Luiz acompanhava a mãe na cozinha desde criança. Formou-se em Direito, construiu uma carreira sólida num grande escritório — mas sentia que faltava algo. Após perder o pai, decidiu empreender e abrir um bistrô. Afinal, cozinhar era sua paixão.

Paixão É um Bom Começo

Identificar-se com o negócio é um dos fatores mais importantes para quem quer saber como empreender. Quem ama o que faz tem mais determinação para enfrentar os obstáculos inevitáveis — e tende a conhecer melhor o setor em que atua. Paixão ajuda. Muito.

Luiz encontrou ponto comercial, contratou arquiteto e engenheiro, fez reforma, montou a cozinha, desenvolveu o cardápio, criou a marca, contratou funcionários. Na inauguração, estava realizado.

O Que Veio Depois

No dia a dia, Luiz acordava cedo para fazer compras, controlava o caixa, pagava contas, resolvia questões contábeis e tributárias.

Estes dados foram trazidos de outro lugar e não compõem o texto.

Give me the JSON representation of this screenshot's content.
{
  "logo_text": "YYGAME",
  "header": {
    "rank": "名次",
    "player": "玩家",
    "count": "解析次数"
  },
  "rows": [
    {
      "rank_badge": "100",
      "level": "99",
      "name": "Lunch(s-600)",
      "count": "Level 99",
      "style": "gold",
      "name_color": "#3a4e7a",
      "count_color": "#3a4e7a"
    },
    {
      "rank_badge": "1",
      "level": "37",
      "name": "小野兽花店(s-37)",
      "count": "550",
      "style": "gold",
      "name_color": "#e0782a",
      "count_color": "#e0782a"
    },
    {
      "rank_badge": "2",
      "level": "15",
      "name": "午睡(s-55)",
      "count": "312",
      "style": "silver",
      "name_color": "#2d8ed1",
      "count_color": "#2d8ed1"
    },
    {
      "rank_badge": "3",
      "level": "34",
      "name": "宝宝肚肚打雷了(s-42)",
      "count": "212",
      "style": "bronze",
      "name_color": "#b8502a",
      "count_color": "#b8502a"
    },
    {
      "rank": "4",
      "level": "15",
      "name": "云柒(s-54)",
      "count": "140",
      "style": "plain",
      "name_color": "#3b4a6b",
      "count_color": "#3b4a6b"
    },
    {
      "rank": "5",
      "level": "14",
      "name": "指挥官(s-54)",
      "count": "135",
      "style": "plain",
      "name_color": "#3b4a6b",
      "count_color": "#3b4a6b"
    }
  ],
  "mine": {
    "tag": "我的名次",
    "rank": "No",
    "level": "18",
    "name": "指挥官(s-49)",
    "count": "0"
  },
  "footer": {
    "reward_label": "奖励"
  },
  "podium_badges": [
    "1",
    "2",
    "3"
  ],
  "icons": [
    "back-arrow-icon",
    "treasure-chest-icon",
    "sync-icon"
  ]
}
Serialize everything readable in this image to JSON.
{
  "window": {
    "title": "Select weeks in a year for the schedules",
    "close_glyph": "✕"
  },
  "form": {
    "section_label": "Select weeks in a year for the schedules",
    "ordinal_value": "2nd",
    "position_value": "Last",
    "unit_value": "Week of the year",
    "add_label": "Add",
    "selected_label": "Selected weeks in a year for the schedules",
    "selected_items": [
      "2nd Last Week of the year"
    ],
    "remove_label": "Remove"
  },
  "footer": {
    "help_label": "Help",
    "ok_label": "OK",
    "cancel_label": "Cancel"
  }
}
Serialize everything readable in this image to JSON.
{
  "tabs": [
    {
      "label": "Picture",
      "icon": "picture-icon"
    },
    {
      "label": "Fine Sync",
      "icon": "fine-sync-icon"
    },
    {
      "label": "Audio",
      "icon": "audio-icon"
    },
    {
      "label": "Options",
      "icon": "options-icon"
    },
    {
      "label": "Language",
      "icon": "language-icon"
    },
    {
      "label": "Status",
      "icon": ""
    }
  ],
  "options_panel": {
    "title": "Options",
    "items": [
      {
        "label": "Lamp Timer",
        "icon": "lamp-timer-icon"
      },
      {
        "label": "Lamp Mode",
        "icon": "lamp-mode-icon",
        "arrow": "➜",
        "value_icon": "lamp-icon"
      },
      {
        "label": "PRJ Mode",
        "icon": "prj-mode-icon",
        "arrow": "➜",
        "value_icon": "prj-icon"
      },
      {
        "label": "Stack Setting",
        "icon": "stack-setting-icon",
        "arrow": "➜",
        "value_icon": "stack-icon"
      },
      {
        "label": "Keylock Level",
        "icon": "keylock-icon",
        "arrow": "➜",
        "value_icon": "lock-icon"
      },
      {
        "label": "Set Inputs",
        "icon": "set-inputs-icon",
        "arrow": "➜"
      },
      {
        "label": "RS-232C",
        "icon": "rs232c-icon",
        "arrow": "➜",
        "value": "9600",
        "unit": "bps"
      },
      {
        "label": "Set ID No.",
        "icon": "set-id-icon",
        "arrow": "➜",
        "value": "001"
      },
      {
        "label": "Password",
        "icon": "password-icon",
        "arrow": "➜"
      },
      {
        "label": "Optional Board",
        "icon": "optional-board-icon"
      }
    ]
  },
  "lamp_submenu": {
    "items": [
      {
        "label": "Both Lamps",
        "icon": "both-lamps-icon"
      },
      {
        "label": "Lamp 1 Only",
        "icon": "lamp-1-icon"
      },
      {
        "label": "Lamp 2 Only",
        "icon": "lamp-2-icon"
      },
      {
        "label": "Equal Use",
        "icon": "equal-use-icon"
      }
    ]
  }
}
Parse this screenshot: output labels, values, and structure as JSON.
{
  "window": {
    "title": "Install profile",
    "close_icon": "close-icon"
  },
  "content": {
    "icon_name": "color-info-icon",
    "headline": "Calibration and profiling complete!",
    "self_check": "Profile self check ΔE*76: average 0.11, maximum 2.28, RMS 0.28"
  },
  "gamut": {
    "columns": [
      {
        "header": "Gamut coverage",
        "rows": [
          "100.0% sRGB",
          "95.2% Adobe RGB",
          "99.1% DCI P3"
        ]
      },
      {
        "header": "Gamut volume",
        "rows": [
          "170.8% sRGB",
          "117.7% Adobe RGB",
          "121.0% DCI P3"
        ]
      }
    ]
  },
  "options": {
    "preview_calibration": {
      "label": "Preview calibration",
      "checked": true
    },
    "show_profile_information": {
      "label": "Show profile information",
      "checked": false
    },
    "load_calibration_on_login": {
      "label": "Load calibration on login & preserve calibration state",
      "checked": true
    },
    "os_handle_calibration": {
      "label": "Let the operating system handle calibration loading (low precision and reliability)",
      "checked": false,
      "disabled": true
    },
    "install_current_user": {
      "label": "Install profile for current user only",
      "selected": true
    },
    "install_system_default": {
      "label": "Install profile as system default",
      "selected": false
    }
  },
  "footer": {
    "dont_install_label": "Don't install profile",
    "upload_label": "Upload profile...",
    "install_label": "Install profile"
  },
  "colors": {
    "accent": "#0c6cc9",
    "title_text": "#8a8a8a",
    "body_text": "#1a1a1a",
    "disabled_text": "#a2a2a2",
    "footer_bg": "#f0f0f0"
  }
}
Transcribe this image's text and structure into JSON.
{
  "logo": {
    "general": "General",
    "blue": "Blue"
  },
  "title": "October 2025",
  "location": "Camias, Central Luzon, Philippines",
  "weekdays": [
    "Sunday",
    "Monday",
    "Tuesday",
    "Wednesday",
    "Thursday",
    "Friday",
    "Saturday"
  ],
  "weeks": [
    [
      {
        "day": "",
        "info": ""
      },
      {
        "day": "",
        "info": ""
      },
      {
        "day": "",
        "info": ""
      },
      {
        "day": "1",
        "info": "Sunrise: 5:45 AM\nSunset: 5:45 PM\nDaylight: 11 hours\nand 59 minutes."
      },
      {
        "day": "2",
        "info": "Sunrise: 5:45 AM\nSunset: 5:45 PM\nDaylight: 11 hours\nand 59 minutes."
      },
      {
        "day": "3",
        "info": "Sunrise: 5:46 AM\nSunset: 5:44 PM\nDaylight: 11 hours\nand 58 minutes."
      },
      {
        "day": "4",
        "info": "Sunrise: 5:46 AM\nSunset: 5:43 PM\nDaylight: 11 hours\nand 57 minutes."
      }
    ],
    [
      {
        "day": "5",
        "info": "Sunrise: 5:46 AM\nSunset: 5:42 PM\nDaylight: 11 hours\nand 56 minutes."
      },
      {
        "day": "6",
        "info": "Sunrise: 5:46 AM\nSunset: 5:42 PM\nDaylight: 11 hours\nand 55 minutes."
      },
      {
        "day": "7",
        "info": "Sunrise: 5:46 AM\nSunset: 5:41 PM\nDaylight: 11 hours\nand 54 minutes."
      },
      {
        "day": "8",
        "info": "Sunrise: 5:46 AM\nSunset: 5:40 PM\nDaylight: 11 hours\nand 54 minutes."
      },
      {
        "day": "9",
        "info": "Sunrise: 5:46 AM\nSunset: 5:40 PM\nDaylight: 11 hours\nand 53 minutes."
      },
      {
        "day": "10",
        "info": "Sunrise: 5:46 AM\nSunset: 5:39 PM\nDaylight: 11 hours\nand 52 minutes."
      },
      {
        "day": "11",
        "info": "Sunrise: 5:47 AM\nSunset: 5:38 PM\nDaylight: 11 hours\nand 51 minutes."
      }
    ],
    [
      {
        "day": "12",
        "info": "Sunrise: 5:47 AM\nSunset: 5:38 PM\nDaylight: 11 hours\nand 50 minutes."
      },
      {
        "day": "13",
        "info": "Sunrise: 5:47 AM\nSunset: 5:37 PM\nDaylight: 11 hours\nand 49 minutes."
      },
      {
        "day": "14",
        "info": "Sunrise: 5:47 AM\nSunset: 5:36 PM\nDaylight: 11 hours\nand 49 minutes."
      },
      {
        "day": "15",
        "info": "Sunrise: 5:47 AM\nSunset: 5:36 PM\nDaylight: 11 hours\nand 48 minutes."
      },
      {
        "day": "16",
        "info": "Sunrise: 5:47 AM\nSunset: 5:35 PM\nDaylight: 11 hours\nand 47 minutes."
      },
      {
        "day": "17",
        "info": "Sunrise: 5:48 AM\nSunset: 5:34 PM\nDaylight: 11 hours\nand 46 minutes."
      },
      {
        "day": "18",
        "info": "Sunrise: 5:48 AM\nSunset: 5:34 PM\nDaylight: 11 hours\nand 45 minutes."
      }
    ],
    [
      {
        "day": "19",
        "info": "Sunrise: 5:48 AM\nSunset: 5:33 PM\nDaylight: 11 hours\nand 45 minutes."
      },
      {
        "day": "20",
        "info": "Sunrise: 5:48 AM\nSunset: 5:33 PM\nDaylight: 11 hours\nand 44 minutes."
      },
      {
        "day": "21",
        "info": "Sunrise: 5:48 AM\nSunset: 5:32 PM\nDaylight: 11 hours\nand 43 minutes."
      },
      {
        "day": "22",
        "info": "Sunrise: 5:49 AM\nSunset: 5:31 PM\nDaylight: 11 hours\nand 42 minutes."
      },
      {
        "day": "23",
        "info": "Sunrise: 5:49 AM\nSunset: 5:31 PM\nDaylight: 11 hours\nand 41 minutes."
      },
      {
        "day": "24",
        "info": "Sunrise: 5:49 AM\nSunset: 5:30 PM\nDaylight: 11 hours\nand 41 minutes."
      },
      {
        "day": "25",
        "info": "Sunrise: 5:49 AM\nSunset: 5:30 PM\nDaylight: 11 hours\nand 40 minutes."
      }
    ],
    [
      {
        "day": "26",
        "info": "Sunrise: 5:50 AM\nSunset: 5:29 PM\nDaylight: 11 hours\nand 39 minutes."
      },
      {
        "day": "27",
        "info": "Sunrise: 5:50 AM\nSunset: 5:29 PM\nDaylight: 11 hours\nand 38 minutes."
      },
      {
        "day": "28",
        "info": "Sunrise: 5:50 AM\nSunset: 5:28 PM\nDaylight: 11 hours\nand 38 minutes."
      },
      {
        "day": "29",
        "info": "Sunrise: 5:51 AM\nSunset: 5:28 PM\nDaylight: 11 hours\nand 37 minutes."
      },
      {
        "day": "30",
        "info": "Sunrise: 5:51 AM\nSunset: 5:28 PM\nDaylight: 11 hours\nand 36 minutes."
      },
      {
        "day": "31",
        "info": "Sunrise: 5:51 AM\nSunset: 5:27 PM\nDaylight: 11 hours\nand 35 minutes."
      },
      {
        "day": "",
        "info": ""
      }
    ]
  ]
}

Virou administrador, financeiro e gestor de RH. Contratou um chef — e logo deixou de opinar sobre o cardápio.

Com o tempo, percebeu que não ia mais ao Mercado Municipal, não folheava livros de culinária e havia parado de cozinhar por prazer. O negócio que deveria ser a realização da sua vida exigia dele exatamente o que ele queria deixar para trás.

O Que Ninguém Conta Sobre Como Empreender

Começar um negócio a partir de uma paixão é legítimo — mas é preciso saber que, com o crescimento, o empreendedor tende a se afastar da atividade que amava para se tornar gestor. Isso não é fracasso. É a natureza do negócio.

Quem entende como empreender de verdade sabe que a responsabilidade final é sempre do dono — independente do quanto ele delega. A solução não é ignorar a gestão, mas montar a equipe certa, terceirizar o que não domina e ter clareza sobre seu papel dentro do negócio.

Paixão abre a porta. Gestão mantém o negócio de pé.